Узедомский? Или просто — с Узедома? И — с которого Узедома? Его первые зазубренные очертания были бастионами, защищенными природными крепостными рвами, морем и речным устьем; берега его поросли лесом и преобразованиям не поддавались. Невнятный Узедом, умозрительный, остров, не принадлежавший ни ему, ни кому-либо еще. Потом явились язычники и обозначили свое там пребывание рощами, посвященными их варварским богам, и громадами великого города: Винеты, которая оторвалась от своего основания и затонула в море. Генрих Лев воздвиг церковь, чтобы та стояла на страже над этим морем, твердо стояла против его засасывающих и затягивающих приливов и отливов, исполненных терпения и мстительности, — или же воздвиг ее затем, чтобы отметить бескровное окончание своего похода. До веры острову не было никакого дела. Потом — глупые, простоватые островитяне со своими плугами да изгородями. Но и тогда этот остров не имел к нему отношения, он, Йорг, не был ни Узе-домским, ни с Узедома. Самым последним шел Узедом его возвращения, с различными оттенками зеленых мхов, покрывающих деревья, и мхов, растущих на болотах, с низкими пригорками, обращенными в поля, на которых колосятся злаки цвета соломы, с пчелиными ульями и свиными загонами, с коровниками и амбарами. Зимой с карнизов свисают сосульки. Смотри, на морском берегу возвышается церковь, шпиль ее пронзает голубизну, колокола призывают народ бегом поспешать через поля, чтобы восславить Господа, а ее непоколебимые стены с высокими окнами покоятся на граните: это — чудо-церковь чудо-острова. Он никогда не увидит этого Узедома, хотя как раз тот и был его островом.
По правде сказать, чем еще можно было заниматься в долгие и жаркие утренние часы, часы ожидания во дворе Сан-Дамазо? Через несколько дней после их первой попытки получить аудиенцию, сокрушенной и поверженной, Ханс-Юрген прошептал ему на ухо о происках и замыслах Герхарда. Чем занимался Герхард с утра до вечера, забирая с собой тех монахов, которые изъявляли желание с ним пойти? Ханс-Юрген оставался, но другие уходили, даже Флориан. Он, естественно, спросил у него об этом, и Герхард ответил: «Строим церковь, отец, как и намеревались».

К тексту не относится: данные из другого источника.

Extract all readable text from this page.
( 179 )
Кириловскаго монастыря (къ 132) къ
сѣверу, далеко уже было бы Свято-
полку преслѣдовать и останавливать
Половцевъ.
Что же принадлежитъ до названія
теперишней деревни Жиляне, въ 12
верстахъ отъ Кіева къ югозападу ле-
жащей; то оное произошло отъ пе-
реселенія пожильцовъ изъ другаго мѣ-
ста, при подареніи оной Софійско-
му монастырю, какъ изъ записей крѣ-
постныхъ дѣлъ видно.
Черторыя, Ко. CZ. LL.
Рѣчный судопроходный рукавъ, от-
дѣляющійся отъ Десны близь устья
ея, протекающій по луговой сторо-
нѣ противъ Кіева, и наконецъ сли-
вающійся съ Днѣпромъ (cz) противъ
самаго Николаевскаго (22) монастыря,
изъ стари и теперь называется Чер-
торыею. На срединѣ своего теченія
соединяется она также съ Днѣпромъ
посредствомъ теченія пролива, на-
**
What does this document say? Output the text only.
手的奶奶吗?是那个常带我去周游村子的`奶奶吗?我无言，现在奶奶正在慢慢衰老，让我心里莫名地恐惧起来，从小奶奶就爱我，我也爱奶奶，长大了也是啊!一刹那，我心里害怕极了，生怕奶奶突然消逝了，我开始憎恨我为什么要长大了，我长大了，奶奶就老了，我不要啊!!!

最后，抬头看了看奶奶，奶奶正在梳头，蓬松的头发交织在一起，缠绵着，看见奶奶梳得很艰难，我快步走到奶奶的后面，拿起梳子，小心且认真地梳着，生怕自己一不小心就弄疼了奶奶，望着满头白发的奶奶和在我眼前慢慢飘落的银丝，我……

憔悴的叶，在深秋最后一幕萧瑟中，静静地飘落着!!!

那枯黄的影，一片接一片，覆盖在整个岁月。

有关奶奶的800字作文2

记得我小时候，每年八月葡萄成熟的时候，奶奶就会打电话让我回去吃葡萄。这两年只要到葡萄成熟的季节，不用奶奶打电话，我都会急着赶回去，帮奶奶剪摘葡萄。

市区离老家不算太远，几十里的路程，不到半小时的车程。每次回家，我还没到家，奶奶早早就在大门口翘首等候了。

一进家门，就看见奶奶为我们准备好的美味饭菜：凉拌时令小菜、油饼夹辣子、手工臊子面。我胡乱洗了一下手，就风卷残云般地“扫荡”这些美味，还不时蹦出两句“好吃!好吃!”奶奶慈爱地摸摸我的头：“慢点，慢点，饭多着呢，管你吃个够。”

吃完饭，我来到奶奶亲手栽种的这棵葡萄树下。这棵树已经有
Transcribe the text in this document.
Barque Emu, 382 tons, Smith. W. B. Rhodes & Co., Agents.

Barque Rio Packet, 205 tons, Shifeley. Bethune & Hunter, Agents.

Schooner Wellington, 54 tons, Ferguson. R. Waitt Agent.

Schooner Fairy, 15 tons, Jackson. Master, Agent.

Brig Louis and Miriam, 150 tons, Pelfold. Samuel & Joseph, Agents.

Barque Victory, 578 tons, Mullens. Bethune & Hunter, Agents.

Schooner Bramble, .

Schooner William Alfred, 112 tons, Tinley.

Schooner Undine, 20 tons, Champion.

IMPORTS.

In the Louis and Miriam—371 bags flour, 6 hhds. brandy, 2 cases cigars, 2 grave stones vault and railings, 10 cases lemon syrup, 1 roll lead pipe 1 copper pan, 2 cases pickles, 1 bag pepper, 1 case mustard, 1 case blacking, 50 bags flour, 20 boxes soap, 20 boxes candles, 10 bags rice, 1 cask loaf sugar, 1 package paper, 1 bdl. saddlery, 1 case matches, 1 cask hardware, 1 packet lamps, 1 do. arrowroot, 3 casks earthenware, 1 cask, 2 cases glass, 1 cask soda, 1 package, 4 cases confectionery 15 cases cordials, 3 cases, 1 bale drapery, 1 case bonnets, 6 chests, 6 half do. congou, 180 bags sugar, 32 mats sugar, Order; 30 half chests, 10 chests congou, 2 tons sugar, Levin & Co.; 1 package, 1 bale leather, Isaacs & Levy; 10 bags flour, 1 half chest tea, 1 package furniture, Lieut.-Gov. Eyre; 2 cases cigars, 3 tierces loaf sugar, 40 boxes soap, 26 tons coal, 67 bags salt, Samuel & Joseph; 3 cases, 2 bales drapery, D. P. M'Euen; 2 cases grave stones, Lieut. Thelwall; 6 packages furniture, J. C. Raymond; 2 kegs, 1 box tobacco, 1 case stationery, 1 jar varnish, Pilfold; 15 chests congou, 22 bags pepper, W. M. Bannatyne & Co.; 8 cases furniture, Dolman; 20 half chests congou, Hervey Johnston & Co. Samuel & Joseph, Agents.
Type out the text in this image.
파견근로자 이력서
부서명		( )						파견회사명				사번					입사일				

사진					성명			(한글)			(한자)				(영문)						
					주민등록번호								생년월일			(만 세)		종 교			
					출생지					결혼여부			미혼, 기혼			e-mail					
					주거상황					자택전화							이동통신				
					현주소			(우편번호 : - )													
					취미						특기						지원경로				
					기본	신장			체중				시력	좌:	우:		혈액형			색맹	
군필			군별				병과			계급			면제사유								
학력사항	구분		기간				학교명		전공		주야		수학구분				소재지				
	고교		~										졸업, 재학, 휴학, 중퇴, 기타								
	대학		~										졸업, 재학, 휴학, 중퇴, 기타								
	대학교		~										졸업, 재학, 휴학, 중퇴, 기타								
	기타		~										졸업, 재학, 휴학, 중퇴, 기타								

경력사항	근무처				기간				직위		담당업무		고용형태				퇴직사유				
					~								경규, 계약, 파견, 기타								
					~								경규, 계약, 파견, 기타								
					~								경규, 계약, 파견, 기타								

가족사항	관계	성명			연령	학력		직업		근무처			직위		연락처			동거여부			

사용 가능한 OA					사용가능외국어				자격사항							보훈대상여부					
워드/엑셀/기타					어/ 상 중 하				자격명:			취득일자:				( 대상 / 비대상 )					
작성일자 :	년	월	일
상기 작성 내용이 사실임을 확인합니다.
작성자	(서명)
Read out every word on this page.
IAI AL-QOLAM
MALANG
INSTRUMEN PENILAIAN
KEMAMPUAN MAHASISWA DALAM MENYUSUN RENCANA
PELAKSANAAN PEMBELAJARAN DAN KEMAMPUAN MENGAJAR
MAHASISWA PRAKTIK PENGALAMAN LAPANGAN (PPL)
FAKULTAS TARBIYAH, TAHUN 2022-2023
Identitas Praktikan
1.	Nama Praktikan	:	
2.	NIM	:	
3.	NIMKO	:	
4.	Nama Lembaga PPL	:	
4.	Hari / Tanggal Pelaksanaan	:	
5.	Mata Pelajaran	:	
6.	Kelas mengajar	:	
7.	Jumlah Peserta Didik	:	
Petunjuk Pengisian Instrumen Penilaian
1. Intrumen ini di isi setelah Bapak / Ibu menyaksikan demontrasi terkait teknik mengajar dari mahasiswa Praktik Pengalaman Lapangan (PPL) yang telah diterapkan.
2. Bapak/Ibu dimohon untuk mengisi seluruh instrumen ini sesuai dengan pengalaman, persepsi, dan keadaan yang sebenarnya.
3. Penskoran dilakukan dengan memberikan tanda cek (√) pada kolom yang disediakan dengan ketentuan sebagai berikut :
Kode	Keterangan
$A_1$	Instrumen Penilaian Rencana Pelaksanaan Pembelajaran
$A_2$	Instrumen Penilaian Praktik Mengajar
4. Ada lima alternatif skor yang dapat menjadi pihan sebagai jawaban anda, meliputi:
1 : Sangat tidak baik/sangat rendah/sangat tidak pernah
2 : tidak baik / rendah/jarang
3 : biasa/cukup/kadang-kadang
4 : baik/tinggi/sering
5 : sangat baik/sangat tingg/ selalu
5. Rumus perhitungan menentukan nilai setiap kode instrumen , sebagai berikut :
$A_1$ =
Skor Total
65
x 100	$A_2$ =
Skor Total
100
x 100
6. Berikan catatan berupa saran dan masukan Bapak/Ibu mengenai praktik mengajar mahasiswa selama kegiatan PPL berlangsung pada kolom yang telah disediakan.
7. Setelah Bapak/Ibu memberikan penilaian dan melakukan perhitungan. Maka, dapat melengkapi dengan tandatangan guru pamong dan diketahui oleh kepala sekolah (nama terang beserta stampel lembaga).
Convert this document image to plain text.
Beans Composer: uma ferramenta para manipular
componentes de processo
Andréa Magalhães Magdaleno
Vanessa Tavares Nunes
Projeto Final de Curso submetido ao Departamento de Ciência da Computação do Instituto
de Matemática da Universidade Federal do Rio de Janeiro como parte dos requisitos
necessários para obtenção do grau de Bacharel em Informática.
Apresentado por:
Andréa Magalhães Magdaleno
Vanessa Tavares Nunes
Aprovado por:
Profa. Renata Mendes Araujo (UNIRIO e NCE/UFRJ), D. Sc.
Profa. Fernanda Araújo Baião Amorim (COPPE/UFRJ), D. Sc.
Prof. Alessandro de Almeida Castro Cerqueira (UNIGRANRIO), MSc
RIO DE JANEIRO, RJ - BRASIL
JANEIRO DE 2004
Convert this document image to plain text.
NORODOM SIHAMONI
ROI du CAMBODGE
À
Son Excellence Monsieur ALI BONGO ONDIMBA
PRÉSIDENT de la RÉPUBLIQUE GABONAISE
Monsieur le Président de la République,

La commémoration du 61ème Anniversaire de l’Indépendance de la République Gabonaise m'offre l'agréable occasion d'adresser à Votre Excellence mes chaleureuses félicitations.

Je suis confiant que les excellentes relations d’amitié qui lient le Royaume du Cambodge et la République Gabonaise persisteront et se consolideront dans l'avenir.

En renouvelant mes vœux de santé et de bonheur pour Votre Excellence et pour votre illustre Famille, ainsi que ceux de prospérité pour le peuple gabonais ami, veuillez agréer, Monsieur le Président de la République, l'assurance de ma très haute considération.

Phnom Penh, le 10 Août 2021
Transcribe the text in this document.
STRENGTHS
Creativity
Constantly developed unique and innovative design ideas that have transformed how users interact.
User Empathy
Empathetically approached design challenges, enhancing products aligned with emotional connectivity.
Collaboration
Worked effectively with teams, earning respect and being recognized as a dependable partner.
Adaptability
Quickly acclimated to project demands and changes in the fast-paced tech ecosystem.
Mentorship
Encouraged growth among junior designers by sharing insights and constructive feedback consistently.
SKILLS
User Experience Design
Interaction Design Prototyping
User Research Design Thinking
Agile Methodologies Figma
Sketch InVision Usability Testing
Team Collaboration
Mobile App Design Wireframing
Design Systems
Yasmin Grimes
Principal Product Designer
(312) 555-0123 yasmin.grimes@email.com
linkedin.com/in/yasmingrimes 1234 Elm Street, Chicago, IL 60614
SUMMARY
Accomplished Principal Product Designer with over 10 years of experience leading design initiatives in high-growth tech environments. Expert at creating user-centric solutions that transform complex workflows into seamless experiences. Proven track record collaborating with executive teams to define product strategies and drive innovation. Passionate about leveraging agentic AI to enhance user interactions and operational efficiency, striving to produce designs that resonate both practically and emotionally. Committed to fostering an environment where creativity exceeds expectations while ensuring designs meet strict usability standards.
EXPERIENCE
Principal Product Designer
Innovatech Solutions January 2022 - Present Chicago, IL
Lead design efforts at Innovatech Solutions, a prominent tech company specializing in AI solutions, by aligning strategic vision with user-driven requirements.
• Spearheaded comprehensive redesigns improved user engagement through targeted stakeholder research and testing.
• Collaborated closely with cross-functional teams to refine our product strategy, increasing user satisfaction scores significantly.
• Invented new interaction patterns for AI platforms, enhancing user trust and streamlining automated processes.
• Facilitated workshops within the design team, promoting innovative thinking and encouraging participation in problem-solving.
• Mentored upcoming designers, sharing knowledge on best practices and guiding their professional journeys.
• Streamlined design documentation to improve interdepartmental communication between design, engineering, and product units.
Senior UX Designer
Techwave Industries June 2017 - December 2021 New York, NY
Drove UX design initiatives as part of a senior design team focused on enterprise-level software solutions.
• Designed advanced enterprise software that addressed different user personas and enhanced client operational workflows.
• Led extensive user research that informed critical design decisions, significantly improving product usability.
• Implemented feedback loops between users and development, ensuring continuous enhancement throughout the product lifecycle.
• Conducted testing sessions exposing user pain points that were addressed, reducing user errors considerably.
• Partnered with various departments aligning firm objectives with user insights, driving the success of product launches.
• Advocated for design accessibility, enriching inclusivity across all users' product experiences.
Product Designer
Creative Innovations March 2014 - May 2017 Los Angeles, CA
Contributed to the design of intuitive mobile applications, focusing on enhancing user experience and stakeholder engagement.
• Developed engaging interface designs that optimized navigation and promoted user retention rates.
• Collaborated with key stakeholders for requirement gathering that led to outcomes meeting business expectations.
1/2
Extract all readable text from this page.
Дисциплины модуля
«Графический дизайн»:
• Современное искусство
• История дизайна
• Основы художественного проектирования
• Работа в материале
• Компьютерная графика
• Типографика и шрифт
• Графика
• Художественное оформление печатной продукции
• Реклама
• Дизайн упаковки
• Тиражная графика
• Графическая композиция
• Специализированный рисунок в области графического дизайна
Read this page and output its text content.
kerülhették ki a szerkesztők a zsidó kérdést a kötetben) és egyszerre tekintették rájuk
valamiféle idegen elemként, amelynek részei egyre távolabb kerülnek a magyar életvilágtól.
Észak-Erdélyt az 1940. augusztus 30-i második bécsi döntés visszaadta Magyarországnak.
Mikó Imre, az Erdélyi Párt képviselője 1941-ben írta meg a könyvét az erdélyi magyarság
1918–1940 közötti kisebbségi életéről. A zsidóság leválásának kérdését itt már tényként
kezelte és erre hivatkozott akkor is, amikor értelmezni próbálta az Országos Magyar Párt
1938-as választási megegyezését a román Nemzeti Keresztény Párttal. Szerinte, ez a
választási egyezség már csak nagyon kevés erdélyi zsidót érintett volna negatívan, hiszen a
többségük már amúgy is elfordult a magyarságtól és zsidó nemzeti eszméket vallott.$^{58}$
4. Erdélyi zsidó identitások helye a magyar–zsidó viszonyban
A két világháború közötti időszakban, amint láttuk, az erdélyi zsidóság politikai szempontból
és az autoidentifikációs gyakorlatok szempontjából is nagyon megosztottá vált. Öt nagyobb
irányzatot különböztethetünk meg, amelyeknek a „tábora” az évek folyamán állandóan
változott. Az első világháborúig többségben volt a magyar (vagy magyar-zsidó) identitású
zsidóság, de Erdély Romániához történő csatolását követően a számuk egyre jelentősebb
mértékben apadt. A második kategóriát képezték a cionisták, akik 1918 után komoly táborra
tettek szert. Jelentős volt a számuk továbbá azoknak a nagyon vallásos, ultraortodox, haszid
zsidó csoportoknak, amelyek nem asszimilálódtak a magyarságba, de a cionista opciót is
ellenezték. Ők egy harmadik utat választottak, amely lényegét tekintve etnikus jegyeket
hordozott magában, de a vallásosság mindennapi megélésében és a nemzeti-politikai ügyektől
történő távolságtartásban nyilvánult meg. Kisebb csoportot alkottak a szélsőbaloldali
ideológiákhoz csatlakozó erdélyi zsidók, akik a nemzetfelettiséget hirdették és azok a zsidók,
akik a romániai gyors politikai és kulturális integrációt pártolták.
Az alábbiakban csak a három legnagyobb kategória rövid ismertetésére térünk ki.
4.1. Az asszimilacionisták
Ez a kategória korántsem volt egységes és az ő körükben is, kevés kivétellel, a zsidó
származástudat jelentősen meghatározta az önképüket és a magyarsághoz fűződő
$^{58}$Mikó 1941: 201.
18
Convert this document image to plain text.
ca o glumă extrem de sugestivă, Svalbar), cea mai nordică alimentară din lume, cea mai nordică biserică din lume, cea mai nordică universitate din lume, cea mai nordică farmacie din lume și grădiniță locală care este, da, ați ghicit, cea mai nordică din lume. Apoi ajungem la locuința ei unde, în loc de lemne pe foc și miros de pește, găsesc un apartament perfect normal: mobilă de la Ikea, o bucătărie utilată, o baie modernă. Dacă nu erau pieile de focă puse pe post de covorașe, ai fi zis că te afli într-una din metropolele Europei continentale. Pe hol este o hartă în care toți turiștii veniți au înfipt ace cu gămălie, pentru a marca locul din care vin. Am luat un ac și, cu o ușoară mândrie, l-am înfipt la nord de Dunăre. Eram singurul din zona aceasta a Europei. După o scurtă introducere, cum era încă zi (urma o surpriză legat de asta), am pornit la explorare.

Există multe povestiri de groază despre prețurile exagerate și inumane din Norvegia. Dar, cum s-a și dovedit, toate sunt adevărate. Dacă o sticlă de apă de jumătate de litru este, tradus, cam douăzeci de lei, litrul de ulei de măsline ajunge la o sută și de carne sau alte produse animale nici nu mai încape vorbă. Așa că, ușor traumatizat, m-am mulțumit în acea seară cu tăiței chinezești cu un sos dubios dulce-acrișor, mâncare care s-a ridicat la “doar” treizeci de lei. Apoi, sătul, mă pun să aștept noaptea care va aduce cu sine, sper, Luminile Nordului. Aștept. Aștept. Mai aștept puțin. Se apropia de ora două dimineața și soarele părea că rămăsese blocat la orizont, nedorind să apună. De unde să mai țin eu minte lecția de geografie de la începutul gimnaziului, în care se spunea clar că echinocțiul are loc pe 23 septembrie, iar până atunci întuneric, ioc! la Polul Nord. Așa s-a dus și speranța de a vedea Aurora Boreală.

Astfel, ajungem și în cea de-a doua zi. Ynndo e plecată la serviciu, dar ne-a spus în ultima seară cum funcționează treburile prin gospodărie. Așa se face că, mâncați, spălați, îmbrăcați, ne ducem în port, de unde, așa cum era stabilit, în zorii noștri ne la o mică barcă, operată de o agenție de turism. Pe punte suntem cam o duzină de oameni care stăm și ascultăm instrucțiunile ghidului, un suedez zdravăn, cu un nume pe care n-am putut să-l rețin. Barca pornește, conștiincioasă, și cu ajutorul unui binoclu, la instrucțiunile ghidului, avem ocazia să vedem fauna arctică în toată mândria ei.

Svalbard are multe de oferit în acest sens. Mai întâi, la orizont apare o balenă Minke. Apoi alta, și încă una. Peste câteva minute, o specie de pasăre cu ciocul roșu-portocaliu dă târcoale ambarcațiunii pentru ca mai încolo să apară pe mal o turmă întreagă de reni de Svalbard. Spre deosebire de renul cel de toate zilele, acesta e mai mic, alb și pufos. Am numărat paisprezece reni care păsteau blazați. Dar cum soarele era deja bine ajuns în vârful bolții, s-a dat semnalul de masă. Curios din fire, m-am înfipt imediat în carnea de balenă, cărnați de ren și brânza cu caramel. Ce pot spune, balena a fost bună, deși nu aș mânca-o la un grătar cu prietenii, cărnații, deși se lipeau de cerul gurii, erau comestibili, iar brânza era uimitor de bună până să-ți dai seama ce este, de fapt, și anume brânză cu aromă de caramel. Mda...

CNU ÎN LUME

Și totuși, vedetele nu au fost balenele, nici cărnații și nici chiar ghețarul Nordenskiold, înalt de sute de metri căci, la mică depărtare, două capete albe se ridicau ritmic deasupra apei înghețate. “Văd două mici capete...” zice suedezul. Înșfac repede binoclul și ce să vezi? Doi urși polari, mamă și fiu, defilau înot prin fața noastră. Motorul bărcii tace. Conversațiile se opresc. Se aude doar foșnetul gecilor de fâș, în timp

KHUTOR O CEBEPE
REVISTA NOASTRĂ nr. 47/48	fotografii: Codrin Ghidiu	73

Он понимал, что над ним насмехаются.
Но запыленные одежды и дневное отсутствие Герхарда не составляли греха, и лишь голос Ханса-Юргена напрягался от беспокойства. Йоргу пришло вдруг в голову, что это могло быть той задачей, которую ему предназначалось выполнить, и на сердце у него полегчало, в то время как другой обнаружил, что на его сердце лежит бремя. То, что Герхард должен был вовлекать братьев в добрые дела, обращать их руки к работе с раствором и камнем, не могло вызвать у него упрека. Но Ханс-Юрген заплутал в лабиринте темных подозрений. Он, Йорг, осветит ему путь наружу. Кроме того, неважно, на что брат Герхард тратил свое время здесь, в Риме, где они нашли пристанище на то время, которое в очах Господних длится менее единого мига. Ведь когда они вернутся, все, разумеется, будет по-прежнему? Приор снова опустил перо и готов был написать об этом, когда услышал голос, прозвучавший в пустой комнате неожиданно громко.
— Я ищу человека, который выступает под именем Сальвестро.
Голос исходил от двери или же откуда-то чуть ближе.
— Как видите, его здесь нет, — отозвался Йорг.
Он различал дыхание спросившего. Из глубины ночлежки донесся чей-то крик, отдаваясь странным эхом. Голос был ему незнаком. Ответа не последовало. Когда пришелец повернулся, Йорг услышал еще один звук, такой, будто по грубым каменным плитам пола скребли оловянной кружкой, — более скользящий, быть может, более шипящий. Потом незнакомец ушел.